How do you get that message across while at the same time saying to the person who knows nothing about it "but you need to be prepared to take the trouble to learn how"

Just to illustrate the "magic box" bit - someone asked me if a simple display could be automated. I will probably knock up a demo using an Uno and show it to them. You could probably do what is required a bit more cheaply with a few transistors and a relay - but it would take me a lot longer to do it that way.

...R

For the newbies; yes, expecting unpaid third party effort just because you ask for it would not happen in any other field...

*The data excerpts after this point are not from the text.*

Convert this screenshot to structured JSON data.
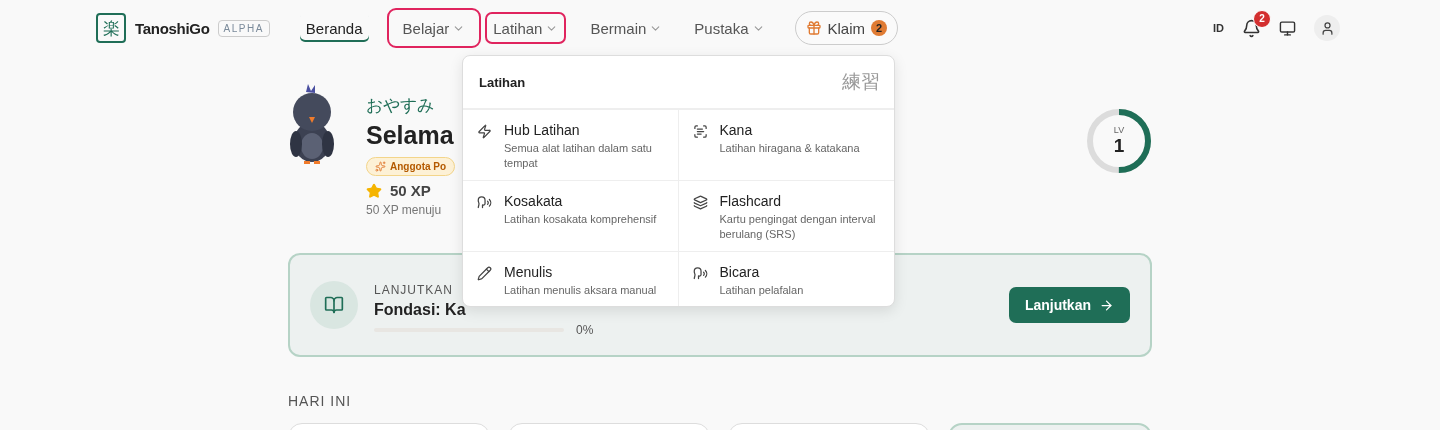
{
  "brand": {
    "logo": "楽",
    "name": "TanoshiGo",
    "badge": "ALPHA"
  },
  "nav": [
    {
      "kind": "link",
      "label": "Beranda",
      "selected": true,
      "highlighted": false
    },
    {
      "kind": "menu",
      "label": "Belajar",
      "selected": false,
      "highlighted": true
    },
    {
      "kind": "menu",
      "label": "Latihan",
      "selected": false,
      "highlighted": true
    },
    {
      "kind": "menu",
      "label": "Bermain",
      "selected": false,
      "highlighted": false
    },
    {
      "kind": "menu",
      "label": "Pustaka",
      "selected": false,
      "highlighted": false
    }
  ],
  "claim": {
    "label": "Klaim",
    "count": "2"
  },
  "header_right": {
    "language": "ID",
    "notifications": "2"
  },
  "greeting": {
    "japanese": "おやすみ",
    "title": "Selama",
    "member_badge": "Anggota Po",
    "xp": "50 XP",
    "xp_note": "50 XP menuju"
  },
  "level": {
    "label": "LV",
    "value": "1",
    "level": 0.5
  },
  "continue": {
    "eyebrow": "LANJUTKAN",
    "title": "Fondasi: Ka",
    "progress": "0%",
    "button": "Lanjutkan"
  },
  "today": {
    "heading": "HARI INI",
    "cards": [
      {
        "selected": false
      },
      {
        "selected": false
      },
      {
        "selected": false
      },
      {
        "selected": true
      }
    ]
  },
  "menu": {
    "title": "Latihan",
    "kanji": "練習",
    "items": [
      {
        "kind": "hub",
        "title": "Hub Latihan",
        "desc": "Semua alat latihan dalam satu tempat"
      },
      {
        "kind": "kana",
        "title": "Kana",
        "desc": "Latihan hiragana & katakana"
      },
      {
        "kind": "speech",
        "title": "Kosakata",
        "desc": "Latihan kosakata komprehensif"
      },
      {
        "kind": "cards",
        "title": "Flashcard",
        "desc": "Kartu pengingat dengan interval berulang (SRS)"
      },
      {
        "kind": "writing",
        "title": "Menulis",
        "desc": "Latihan menulis aksara manual"
      },
      {
        "kind": "speech",
        "title": "Bicara",
        "desc": "Latihan pelafalan"
      }
    ]
  }
}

I don’t believe that’s always the case... often they want to create that ‘killer app’ equivalent, but are simply too lazy to put in even the minimal effort to understand the difference between input & output, or ‘blocking’ code.

Engage the effort wth meaningful conversation, uninterrupted by your xbox...

For the experts...if you think every newbie is a wannabe dev, you're asking for disappointment. Lots of people are discovering Arduino for the first time often after it's been portrayed to them as the magic box that can do anything.

I think we can all agree and understand that sentiment, but a beginner honestly asking a question (which can be rare), is even less likely to listen or participate in answering his own question.

Sure, we all want to help each other, but the one-way street isn’t appealing to those that have already put in the hard work... 10-20 year ago. Sadly, Over time, goodwill evaporates, and all forums will devolve when the experience leaves, and the remnants are learners spruiking ‘String’ functions, and robot-in-a-box projects on Indiegogo.